The wide variance between net income and operating cash flow suggests that the company's reported losses are heavily influenced by non-cash items, likely related to the wind-down of legacy pharmaceutical assets. Investors should monitor whether this gap narrows as the company transitions to a simpler, albeit currently non-existent, revenue model.
Based on the provided quarterly data, LITS has maintained a negative free cash flow trajectory for the past ten quarters, with the most recent 2026Q3 period showing a $1.5 million outflow, confirming that the company is currently consuming its remaining capital reserves without generating any offsetting operational cash.
The persistent negative free cash flow indicates that the company is in a state of capital depletion rather than value creation. Without a clear path to revenue, the current trajectory suggests that the firm's survival is entirely dependent on its remaining cash balance rather than operational self-sufficiency.
According to the 2026Q3 financial data, LITS recorded a significant $100 million capital expenditure, a figure that appears anomalous given the company's zero-revenue status and suggests either a major strategic asset acquisition or a one-time accounting event that warrants further investigation by stakeholders.
This sudden spike in capital intensity is highly unusual for a firm that has otherwise reported minimal investment activity. It may indicate an attempt to acquire digital asset infrastructure, though the lack of corresponding revenue growth suggests this capital has yet to yield any productive return.

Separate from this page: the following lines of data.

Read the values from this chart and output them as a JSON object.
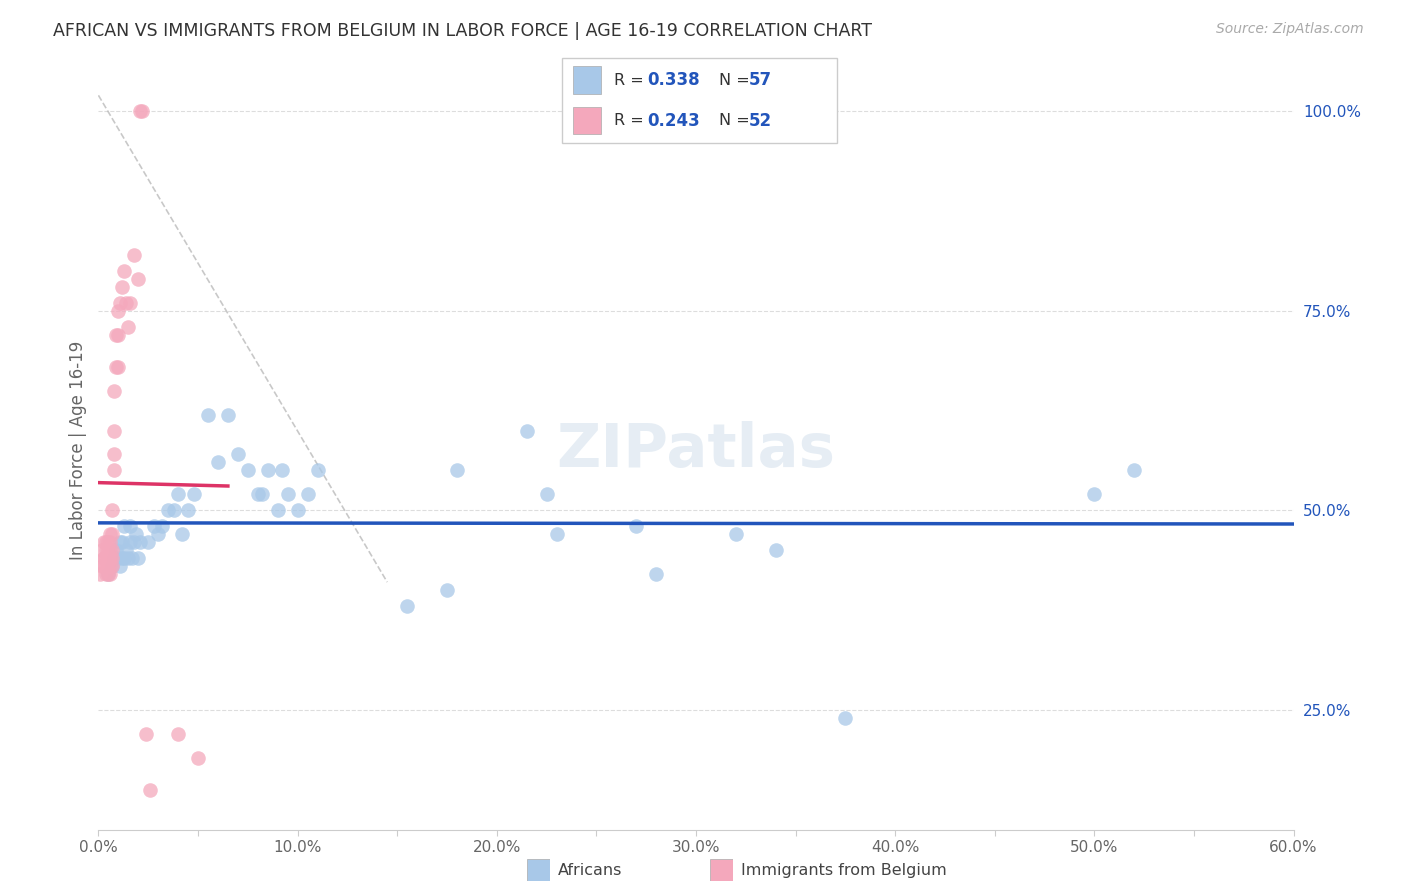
{
  "title": "AFRICAN VS IMMIGRANTS FROM BELGIUM IN LABOR FORCE | AGE 16-19 CORRELATION CHART",
  "source": "Source: ZipAtlas.com",
  "ylabel": "In Labor Force | Age 16-19",
  "xlim": [
    0.0,
    0.6
  ],
  "ylim": [
    0.1,
    1.05
  ],
  "xtick_labels": [
    "0.0%",
    "",
    "10.0%",
    "",
    "20.0%",
    "",
    "30.0%",
    "",
    "40.0%",
    "",
    "50.0%",
    "",
    "60.0%"
  ],
  "xtick_vals": [
    0.0,
    0.05,
    0.1,
    0.15,
    0.2,
    0.25,
    0.3,
    0.35,
    0.4,
    0.45,
    0.5,
    0.55,
    0.6
  ],
  "ytick_labels": [
    "25.0%",
    "50.0%",
    "75.0%",
    "100.0%"
  ],
  "ytick_vals": [
    0.25,
    0.5,
    0.75,
    1.0
  ],
  "blue_R": "0.338",
  "blue_N": "57",
  "pink_R": "0.243",
  "pink_N": "52",
  "blue_color": "#a8c8e8",
  "pink_color": "#f4a8bc",
  "blue_line_color": "#2255bb",
  "pink_line_color": "#dd3366",
  "watermark": "ZIPatlas",
  "blue_scatter_x": [
    0.005,
    0.007,
    0.008,
    0.009,
    0.01,
    0.011,
    0.011,
    0.012,
    0.012,
    0.013,
    0.013,
    0.014,
    0.015,
    0.016,
    0.016,
    0.017,
    0.018,
    0.019,
    0.02,
    0.021,
    0.025,
    0.028,
    0.03,
    0.032,
    0.035,
    0.038,
    0.04,
    0.042,
    0.045,
    0.048,
    0.055,
    0.06,
    0.065,
    0.07,
    0.075,
    0.08,
    0.082,
    0.085,
    0.09,
    0.092,
    0.095,
    0.1,
    0.105,
    0.11,
    0.155,
    0.175,
    0.18,
    0.215,
    0.225,
    0.23,
    0.27,
    0.28,
    0.32,
    0.34,
    0.375,
    0.5,
    0.52
  ],
  "blue_scatter_y": [
    0.42,
    0.43,
    0.44,
    0.45,
    0.44,
    0.43,
    0.46,
    0.44,
    0.46,
    0.44,
    0.48,
    0.45,
    0.44,
    0.46,
    0.48,
    0.44,
    0.46,
    0.47,
    0.44,
    0.46,
    0.46,
    0.48,
    0.47,
    0.48,
    0.5,
    0.5,
    0.52,
    0.47,
    0.5,
    0.52,
    0.62,
    0.56,
    0.62,
    0.57,
    0.55,
    0.52,
    0.52,
    0.55,
    0.5,
    0.55,
    0.52,
    0.5,
    0.52,
    0.55,
    0.38,
    0.4,
    0.55,
    0.6,
    0.52,
    0.47,
    0.48,
    0.42,
    0.47,
    0.45,
    0.24,
    0.52,
    0.55
  ],
  "pink_scatter_x": [
    0.001,
    0.002,
    0.002,
    0.003,
    0.003,
    0.003,
    0.003,
    0.004,
    0.004,
    0.004,
    0.004,
    0.004,
    0.005,
    0.005,
    0.005,
    0.005,
    0.005,
    0.006,
    0.006,
    0.006,
    0.006,
    0.006,
    0.006,
    0.006,
    0.007,
    0.007,
    0.007,
    0.007,
    0.007,
    0.008,
    0.008,
    0.008,
    0.008,
    0.009,
    0.009,
    0.01,
    0.01,
    0.01,
    0.011,
    0.012,
    0.013,
    0.014,
    0.015,
    0.016,
    0.018,
    0.02,
    0.021,
    0.022,
    0.024,
    0.026,
    0.04,
    0.05
  ],
  "pink_scatter_y": [
    0.42,
    0.43,
    0.45,
    0.44,
    0.43,
    0.46,
    0.44,
    0.42,
    0.43,
    0.45,
    0.46,
    0.44,
    0.42,
    0.44,
    0.43,
    0.46,
    0.45,
    0.42,
    0.44,
    0.43,
    0.45,
    0.47,
    0.44,
    0.46,
    0.43,
    0.45,
    0.47,
    0.5,
    0.44,
    0.55,
    0.57,
    0.6,
    0.65,
    0.68,
    0.72,
    0.75,
    0.68,
    0.72,
    0.76,
    0.78,
    0.8,
    0.76,
    0.73,
    0.76,
    0.82,
    0.79,
    1.0,
    1.0,
    0.22,
    0.15,
    0.22,
    0.19
  ],
  "diag_line_x": [
    0.0,
    0.145
  ],
  "diag_line_y": [
    1.02,
    0.41
  ]
}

As evidenced by the $1.8 million in share repurchases during 2026Q3, LITS is actively returning capital to shareholders despite its lack of revenue, a strategy that appears counterintuitive for a firm in the midst of a high-risk pivot to a new, unproven business model.

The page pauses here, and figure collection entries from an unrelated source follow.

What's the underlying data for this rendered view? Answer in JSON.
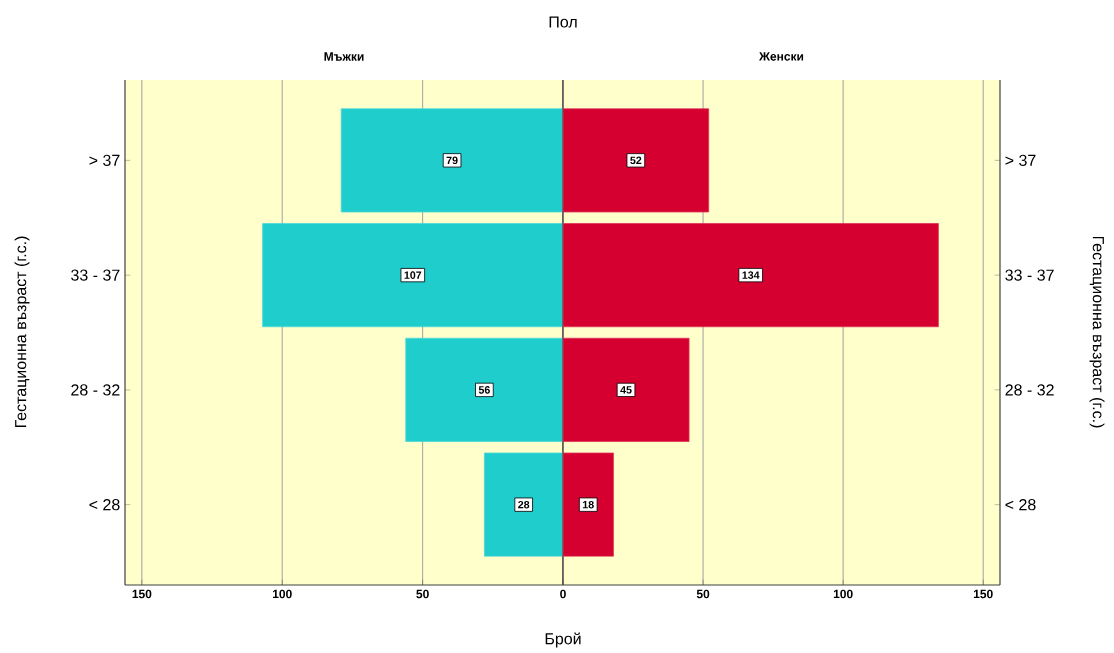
{
  "chart_data": [
    {
      "type": "bar",
      "orientation": "horizontal",
      "annotations": [
        "Пол"
      ],
      "title": "Мъжки",
      "xlabel": "Брой",
      "ylabel": "Гестационна възраст (г.с.)",
      "categories": [
        "> 37",
        "33 - 37",
        "28 - 32",
        "< 28"
      ],
      "values": [
        79,
        107,
        56,
        28
      ],
      "color": "#1fcdcd",
      "xlim": [
        156,
        0
      ],
      "xticks": [
        {
          "value": 0,
          "label": null
        },
        50,
        100,
        150
      ],
      "grid": "x",
      "data_labels": true
    },
    {
      "type": "bar",
      "orientation": "horizontal",
      "title": "Женски",
      "y2label": "Гестационна възраст (г.с.)",
      "categories": [
        "> 37",
        "33 - 37",
        "28 - 32",
        "< 28"
      ],
      "values": [
        52,
        134,
        45,
        18
      ],
      "color": "#d5002f",
      "xlim": [
        0,
        156
      ],
      "xticks": [
        0,
        50,
        100,
        150
      ],
      "grid": "x",
      "data_labels": true
    }
  ]
}
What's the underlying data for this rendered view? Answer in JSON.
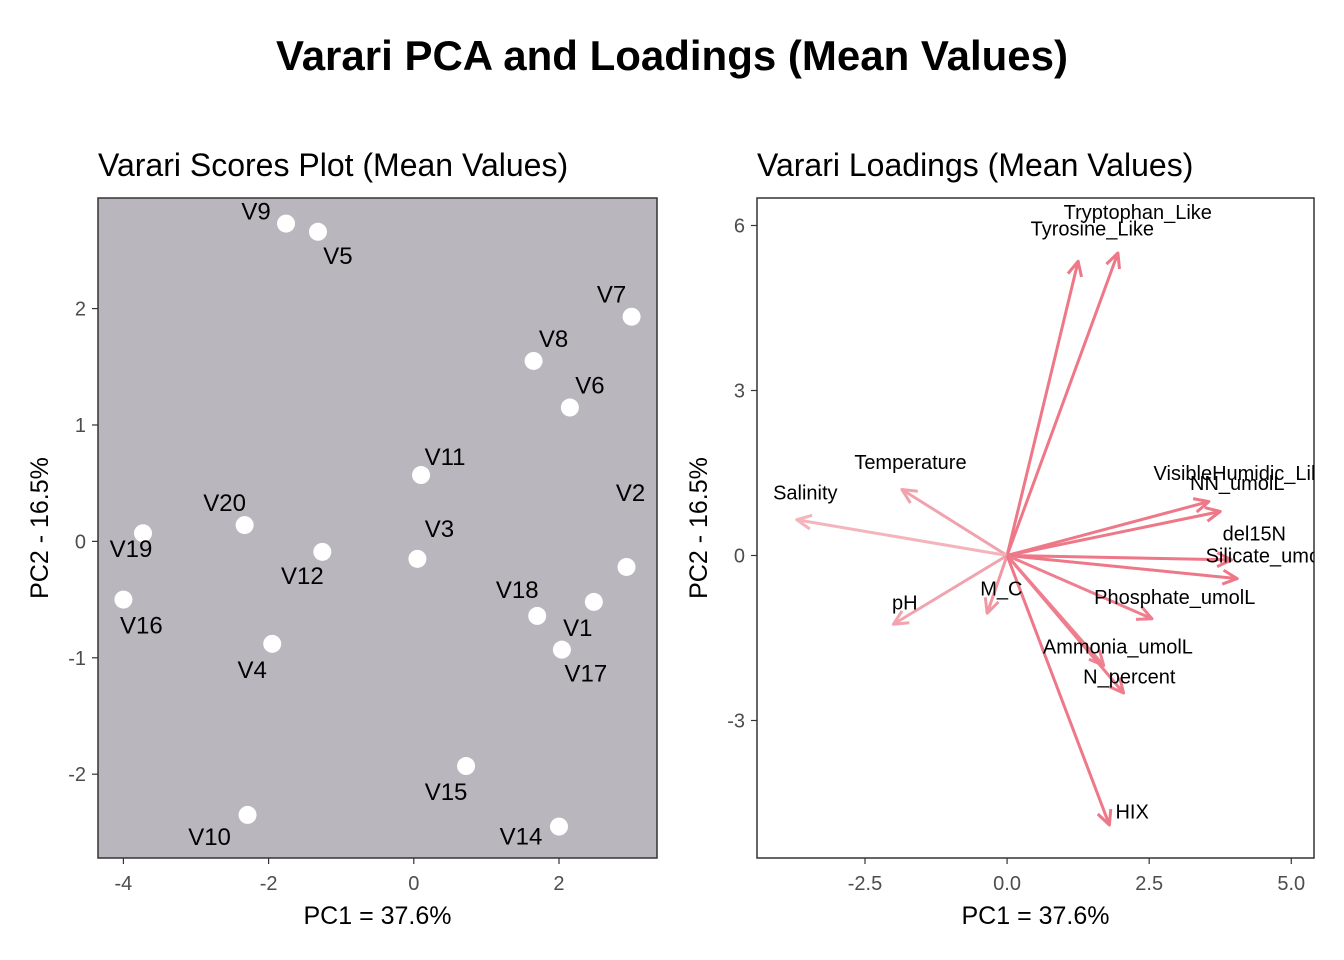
{
  "title": "Varari PCA and Loadings (Mean Values)",
  "colors": {
    "panel_bg": "#b9b6bd",
    "point": "#ffffff",
    "arrow_low": "#f6dede",
    "arrow_high": "#ee7788"
  },
  "chart_data": [
    {
      "type": "scatter",
      "title": "Varari Scores Plot (Mean Values)",
      "xlabel": "PC1 = 37.6%",
      "ylabel": "PC2 - 16.5%",
      "xlim": [
        -4.35,
        3.35
      ],
      "ylim": [
        -2.72,
        2.95
      ],
      "xticks": [
        -4,
        -2,
        0,
        2
      ],
      "yticks": [
        -2,
        -1,
        0,
        1,
        2
      ],
      "xtick_labels": [
        "-4",
        "-2",
        "0",
        "2"
      ],
      "ytick_labels": [
        "-2",
        "-1",
        "0",
        "1",
        "2"
      ],
      "grid": false,
      "points": [
        {
          "label": "V1",
          "x": 2.48,
          "y": -0.52
        },
        {
          "label": "V2",
          "x": 2.93,
          "y": -0.22
        },
        {
          "label": "V3",
          "x": 0.05,
          "y": -0.15
        },
        {
          "label": "V4",
          "x": -1.95,
          "y": -0.88
        },
        {
          "label": "V5",
          "x": -1.32,
          "y": 2.66
        },
        {
          "label": "V6",
          "x": 2.15,
          "y": 1.15
        },
        {
          "label": "V7",
          "x": 3.0,
          "y": 1.93
        },
        {
          "label": "V8",
          "x": 1.65,
          "y": 1.55
        },
        {
          "label": "V9",
          "x": -1.76,
          "y": 2.73
        },
        {
          "label": "V10",
          "x": -2.29,
          "y": -2.35
        },
        {
          "label": "V11",
          "x": 0.1,
          "y": 0.57
        },
        {
          "label": "V12",
          "x": -1.26,
          "y": -0.09
        },
        {
          "label": "V14",
          "x": 2.0,
          "y": -2.45
        },
        {
          "label": "V15",
          "x": 0.72,
          "y": -1.93
        },
        {
          "label": "V16",
          "x": -4.0,
          "y": -0.5
        },
        {
          "label": "V17",
          "x": 2.04,
          "y": -0.93
        },
        {
          "label": "V18",
          "x": 1.7,
          "y": -0.64
        },
        {
          "label": "V19",
          "x": -3.73,
          "y": 0.07
        },
        {
          "label": "V20",
          "x": -2.33,
          "y": 0.14
        }
      ]
    },
    {
      "type": "biplot-loadings",
      "title": "Varari Loadings (Mean Values)",
      "xlabel": "PC1 = 37.6%",
      "ylabel": "PC2 - 16.5%",
      "xlim": [
        -4.4,
        5.4
      ],
      "ylim": [
        -5.5,
        6.5
      ],
      "xticks": [
        -2.5,
        0,
        2.5,
        5
      ],
      "yticks": [
        -3,
        0,
        3,
        6
      ],
      "xtick_labels": [
        "-2.5",
        "0.0",
        "2.5",
        "5.0"
      ],
      "ytick_labels": [
        "-3",
        "0",
        "3",
        "6"
      ],
      "grid": false,
      "loadings": [
        {
          "variable": "Tryptophan_Like",
          "x": 1.95,
          "y": 5.5
        },
        {
          "variable": "Tyrosine_Like",
          "x": 1.25,
          "y": 5.35
        },
        {
          "variable": "Temperature",
          "x": -1.85,
          "y": 1.2
        },
        {
          "variable": "Salinity",
          "x": -3.7,
          "y": 0.65
        },
        {
          "variable": "VisibleHumidic_Like",
          "x": 3.55,
          "y": 0.98
        },
        {
          "variable": "NN_umolL",
          "x": 3.75,
          "y": 0.8
        },
        {
          "variable": "del15N",
          "x": 3.95,
          "y": -0.08
        },
        {
          "variable": "Silicate_umolL",
          "x": 4.05,
          "y": -0.42
        },
        {
          "variable": "Phosphate_umolL",
          "x": 2.55,
          "y": -1.15
        },
        {
          "variable": "pH",
          "x": -2.0,
          "y": -1.25
        },
        {
          "variable": "M_C",
          "x": -0.35,
          "y": -1.05
        },
        {
          "variable": "Ammonia_umolL",
          "x": 1.7,
          "y": -2.0
        },
        {
          "variable": "N_percent",
          "x": 2.05,
          "y": -2.5
        },
        {
          "variable": "HIX",
          "x": 1.8,
          "y": -4.9
        }
      ],
      "display_labels": [
        {
          "text": "Tryptophan_Like",
          "x": 2.3,
          "y": 6.25
        },
        {
          "text": "Tyrosine_Like",
          "x": 1.5,
          "y": 5.95
        },
        {
          "text": "Temperature",
          "x": -1.7,
          "y": 1.7
        },
        {
          "text": "Salinity",
          "x": -3.55,
          "y": 1.15
        },
        {
          "text": "VisibleHumidic_Lik",
          "x": 4.05,
          "y": 1.5
        },
        {
          "text": "NN_umolL",
          "x": 4.05,
          "y": 1.32
        },
        {
          "text": "del15N",
          "x": 4.35,
          "y": 0.4
        },
        {
          "text": "Silicate_umo",
          "x": 4.5,
          "y": 0.0
        },
        {
          "text": "Phosphate_umolL",
          "x": 2.95,
          "y": -0.75
        },
        {
          "text": "pH",
          "x": -1.8,
          "y": -0.85
        },
        {
          "text": "M_C",
          "x": -0.1,
          "y": -0.6
        },
        {
          "text": "Ammonia_umolL",
          "x": 1.95,
          "y": -1.65
        },
        {
          "text": "N_percent",
          "x": 2.15,
          "y": -2.2
        },
        {
          "text": "HIX",
          "x": 2.2,
          "y": -4.65
        }
      ]
    }
  ]
}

The decision to prioritize buybacks while the core business is in a state of total transition suggests a potential lack of internal investment opportunities. This allocation strategy may be viewed as a signal that management is prioritizing short-term liquidity for investors over long-term operational reinvestment.
Based on the reported quarterly figures, LITS has experienced significant fluctuations in working capital, including a $245,000 inflow in 2026Q3, which likely reflects the liquidation of legacy pharmaceutical inventory or the settlement of outstanding liabilities rather than any underlying improvement in operational efficiency.

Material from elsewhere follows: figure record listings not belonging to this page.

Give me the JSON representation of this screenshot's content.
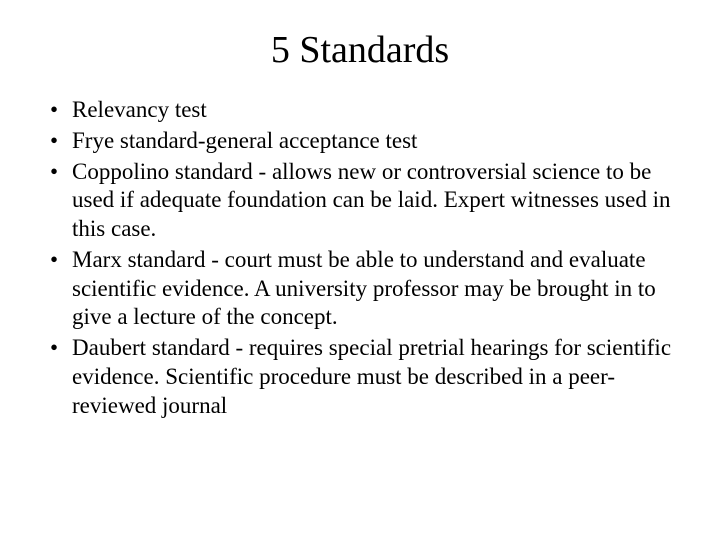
{
  "slide": {
    "title": "5 Standards",
    "bullets": [
      "Relevancy test",
      "Frye standard-general acceptance test",
      "Coppolino standard - allows new or controversial science to be used if adequate foundation can be laid.  Expert witnesses used in this case.",
      "Marx standard - court must be able to understand and evaluate scientific evidence.  A university professor may be brought in to give a lecture of the concept.",
      "Daubert standard - requires special pretrial hearings for scientific evidence.  Scientific procedure must be described in a peer-reviewed journal"
    ],
    "colors": {
      "background": "#ffffff",
      "text": "#000000"
    },
    "typography": {
      "title_fontsize": 38,
      "body_fontsize": 23,
      "font_family": "Times New Roman"
    }
  }
}
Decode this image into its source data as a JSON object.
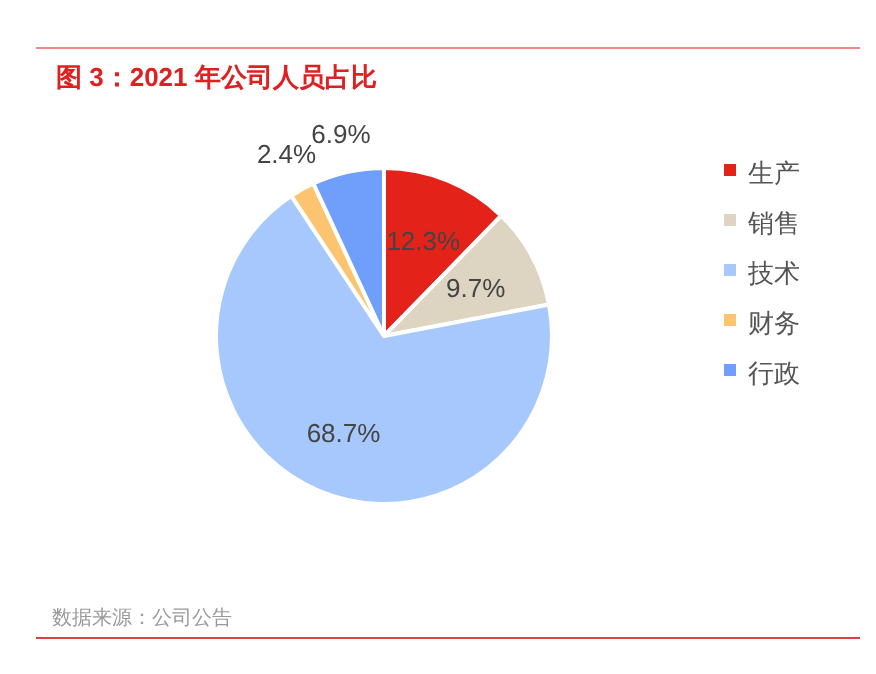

The erratic nature of these working capital changes is characteristic of a business undergoing a forced wind-down. Investors should be cautious, as these inflows are likely non-recurring and do not represent a sustainable source of liquidity for the company's future operations.
Quick answers to the most common questions about buying LITS stock.
Lite Strategy, Inc. (LITS) generated $-20.8M in net cash from operating activities in 2025. This reflects the cash generated directly from core business operations.
Lite Strategy, Inc. (LITS) reported negative free cash flow of $20.8M in 2025, indicating capital requirements exceeded cash from operations.
Lite Strategy, Inc. (LITS) spent $0.0M on capital expenditures in 2025. CapEx represents the cash invested in physical assets like property, plant, and equipment to maintain or grow the business.